Finding stupid ways to break shit, Being able to accurately explain how you broke shit, and being likeable enough that breaking their shit doesn’t make the devs angry.
What the user was doing is that they don’t trust that the system truly deleted the account, and they worry it was just deactivated (while claiming it was “deleted”). So they tried to do a password recovery which often reactivates a falsely “deleted” account.
I’ve done this before and had to message the company and have them confirm the account is entirely deleted.
Don’t be silly; it’s obvious that there are different error messages for each gender expression. Error logs need to be detailed and specific in order to be useful.
Hoh man what a journey. And I love that this incredibly complex situation is the only reason that status would return. What a fun time debugging that would have been
It’s quite simple actually: The user wanted to delete their account, but forgot their password so they requested a password reset. Before the password reset email was delivered, the user remembered their password and deleted their account. The password reset email is finally delivered and apparently some email clients open all the links in the background for whatever reason, so it wasn’t actually the user who clicked the password reset link.

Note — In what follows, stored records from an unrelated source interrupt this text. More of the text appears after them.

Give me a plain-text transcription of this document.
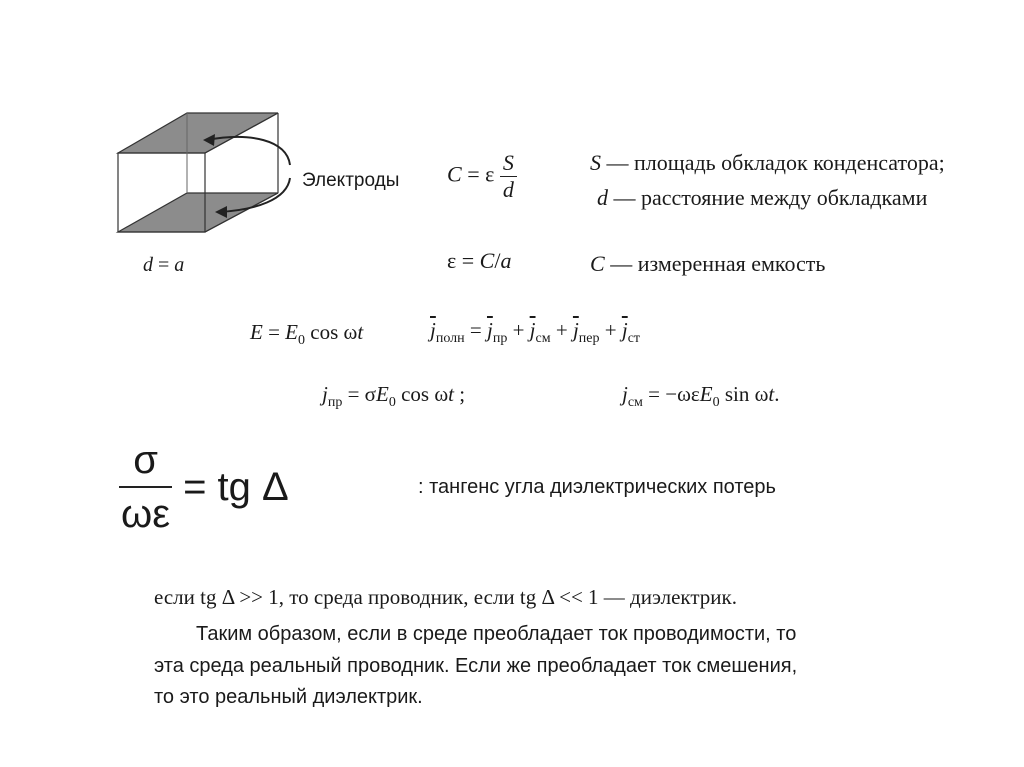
Электроды
d = a
C = ε $\frac{S}{d}$	S — площадь обкладок конденсатора;
d — расстояние между обкладками
ε = C/a	C — измеренная емкость
$E = E_0$ cos ωt	$\overline{j}_{полн} = \overline{j}_{пр} + \overline{j}_{см} + \overline{j}_{пер} + \overline{j}_{ст}$
$j_{пр} = \sigma E_0$ cos ωt ;	$j_{см} = -\omega\varepsilon E_0$ sin ωt.
$\frac{\sigma}{\omega\varepsilon}$ = tg Δ	: тангенс угла диэлектрических потерь
если tg Δ >> 1, то среда проводник, если tg Δ << 1 — диэлектрик.
Таким образом, если в среде преобладает ток проводимости, то
эта среда реальный проводник. Если же преобладает ток смешения,
то это реальный диэлектрик.
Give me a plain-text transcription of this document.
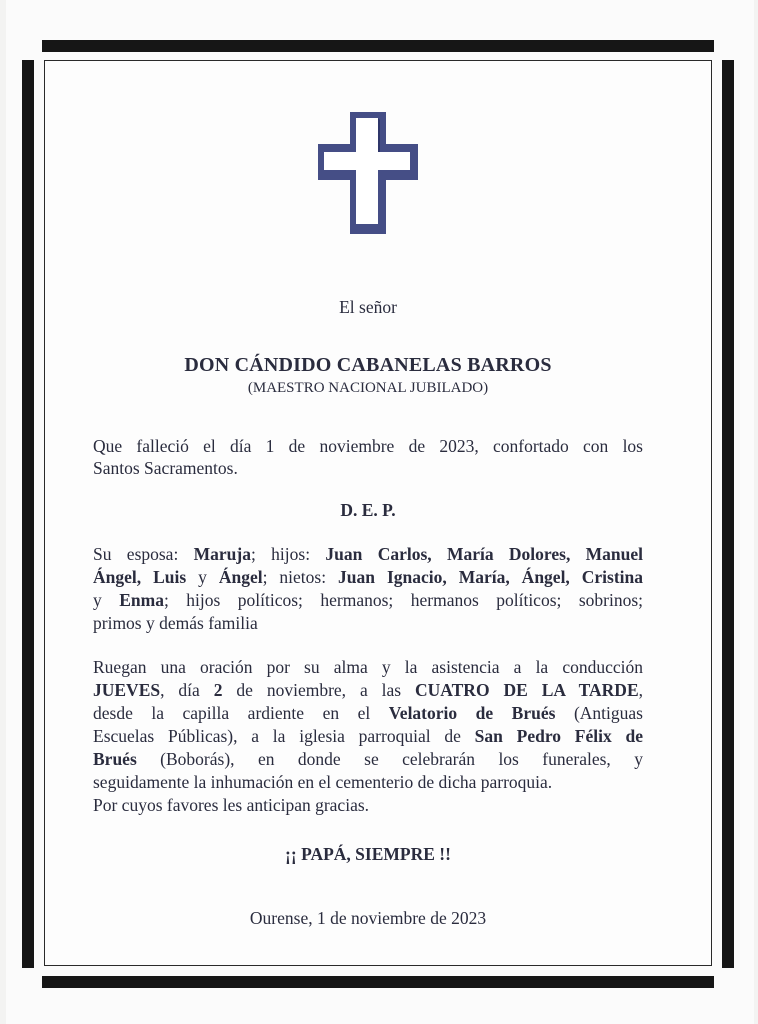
El señor
DON CÁNDIDO CABANELAS BARROS
(MAESTRO NACIONAL JUBILADO)
Que falleció el día 1 de noviembre de 2023, confortado con los
Santos Sacramentos.
D. E. P.
Su esposa: Maruja; hijos: Juan Carlos, María Dolores, Manuel
Ángel, Luis y Ángel; nietos: Juan Ignacio, María, Ángel, Cristina
y Enma; hijos políticos; hermanos; hermanos políticos; sobrinos;
primos y demás familia
Ruegan una oración por su alma y la asistencia a la conducción
JUEVES, día 2 de noviembre, a las CUATRO DE LA TARDE,
desde la capilla ardiente en el Velatorio de Brués (Antiguas
Escuelas Públicas), a la iglesia parroquial de San Pedro Félix de
Brués (Boborás), en donde se celebrarán los funerales, y
seguidamente la inhumación en el cementerio de dicha parroquia.
Por cuyos favores les anticipan gracias.
¡¡ PAPÁ, SIEMPRE !!
Ourense, 1 de noviembre de 2023
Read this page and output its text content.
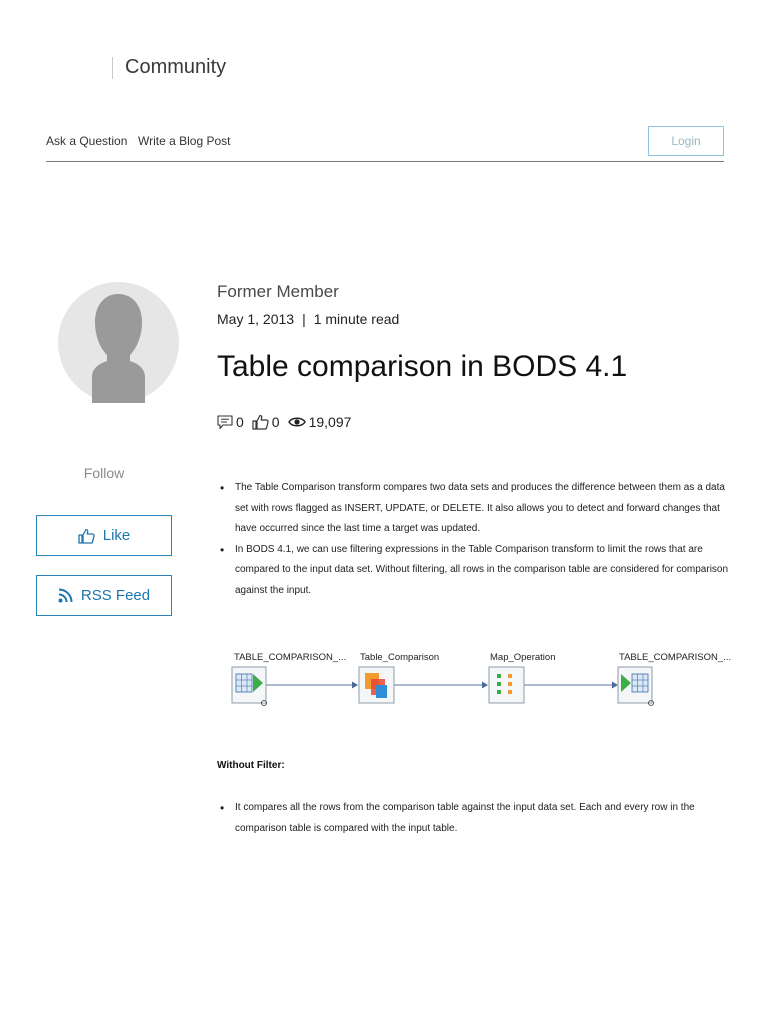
Community
Ask a Question Write a Blog Post	Login
Follow
Like
RSS Feed
Former Member
May 1, 2013 | 1 minute read
Table comparison in BODS 4.1
0 0 19,097
• The Table Comparison transform compares two data sets and produces the difference between them as a data set with rows flagged as INSERT, UPDATE, or DELETE. It also allows you to detect and forward changes that have occurred since the last time a target was updated.
• In BODS 4.1, we can use filtering expressions in the Table Comparison transform to limit the rows that are compared to the input data set. Without filtering, all rows in the comparison table are considered for comparison against the input.
TABLE_COMPARISON_... Table_Comparison	Map_Operation	TABLE_COMPARISON_...
Without Filter:
• It compares all the rows from the comparison table against the input data set. Each and every row in the comparison table is compared with the input table.
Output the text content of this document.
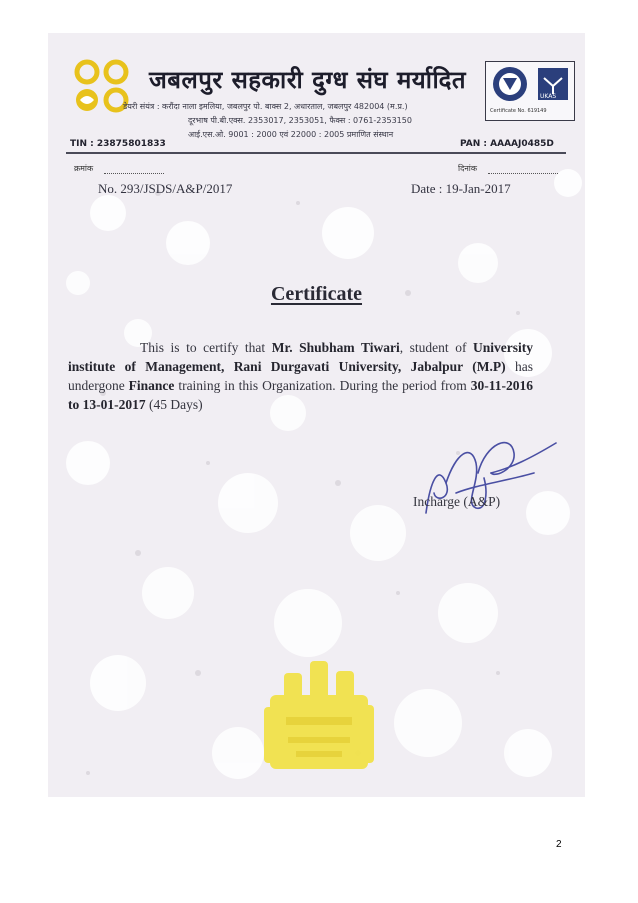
जबलपुर सहकारी दुग्ध संघ मर्यादित
डेयरी संयंत्र : करौंदा नाला इमलिया, जबलपुर पो. बाक्स 2, अधारताल, जबलपुर 482004 (म.प्र.)
दूरभाष पी.बी.एक्स. 2353017, 2353051, फैक्स : 0761-2353150
आई.एस.ओ. 9001 : 2000 एवं 22000 : 2005 प्रमाणित संस्थान
UKAS
Certificate No. 619149
TIN : 23875801833	PAN : AAAAJ0485D
क्रमांक
No. 293/JSDS/A&P/2017
दिनांक
Date : 19-Jan-2017
Certificate
This is to certify that Mr. Shubham Tiwari, student of University institute of Management, Rani Durgavati University, Jabalpur (M.P) has undergone Finance training in this Organization. During the period from 30-11-2016 to 13-01-2017 (45 Days)
Incharge (A&P)
2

Yep. Apparently outlook does this and afaik because some kind of link sniffing/scam detection/whatever, but it does it by changing the first characters of each query argument around.
We spent amazingly long time figuring that one out. “Who the hell has gotten Microsoft service querying our app with malformed query args and why”
Yes, e.g. outlook replaces links in mails so they can scan the site first. Also some virusscanners offer nail protection, checking the site that’s linked to first, before allowing the mail to end up in the user’s mail client.
Thats why you never take actions on a GET request, but require a form with button for the user to do a POST.